Füffi: Als Künstler muss man immer viel zurückstecken. Aber egal, ob Künstler, Freigeist oder Querdenker. Das sind alles anstrengende Persönlichkeiten, die kaum einer mag, weswegen sie automatisch mit viel mehr Ablehnung konfrontiert werden als andere Teile der Gesellschaft. Wenn du dich dann noch obendrein deinem Talent komplett widmest, dann wirst du andere Bereiche zwangsläufig vernachlässigen und sie ein Stück weit aufopfern. Da wird es dann auch interessant, wie viel Verständnis deine Freunde und dein Partner dafür haben oder ob du am Ende dadurch auch langjährige Begleiter irgendwann verlierst. Deswegen gehört da eine sehr hohe Aufopferungsbereitschaft dazu. Aber wie hoch sie sein muss, muss jeder für sich entscheiden. Ich für meinen Teil würde nie auf Leute scheißen, die mich supporten. 

bb21: Wie ergänzt dein Job als Grafiker deine Leidenschaft zum Rap?

Füffi: Gar nicht, deswegen habe ich ihn auch gekündigt.

 

bb21: Der Sound der Platte ist sehr stringent. Hast du da mit einem Produzenten zusammengearbeitet?

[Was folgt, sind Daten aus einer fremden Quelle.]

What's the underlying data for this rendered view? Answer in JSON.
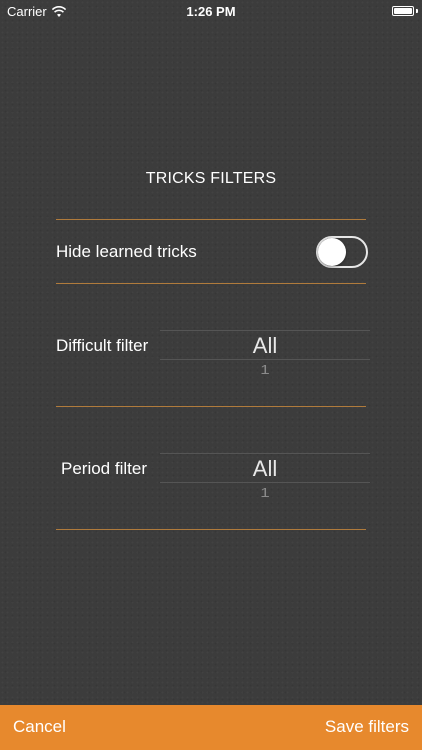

Füffi: Ich arbeite immer mit Yunis zusammen, der mittlerweile auch hier in Berlin lebt. In Amerika checken auch sehr viele seinen Sound, wo er auch Festivals spielt und auf anderen Veranstaltungen gebucht wird. In Deutschland tritt er lustigerweise dagegen überhaupt nicht auf. Jedenfalls ist er einfach unglaublich krass. Immer wenn ich denke, der Beat ist schon zu heftig, macht er ihn einfach noch krasser. Yunis ist einfach ein Genie.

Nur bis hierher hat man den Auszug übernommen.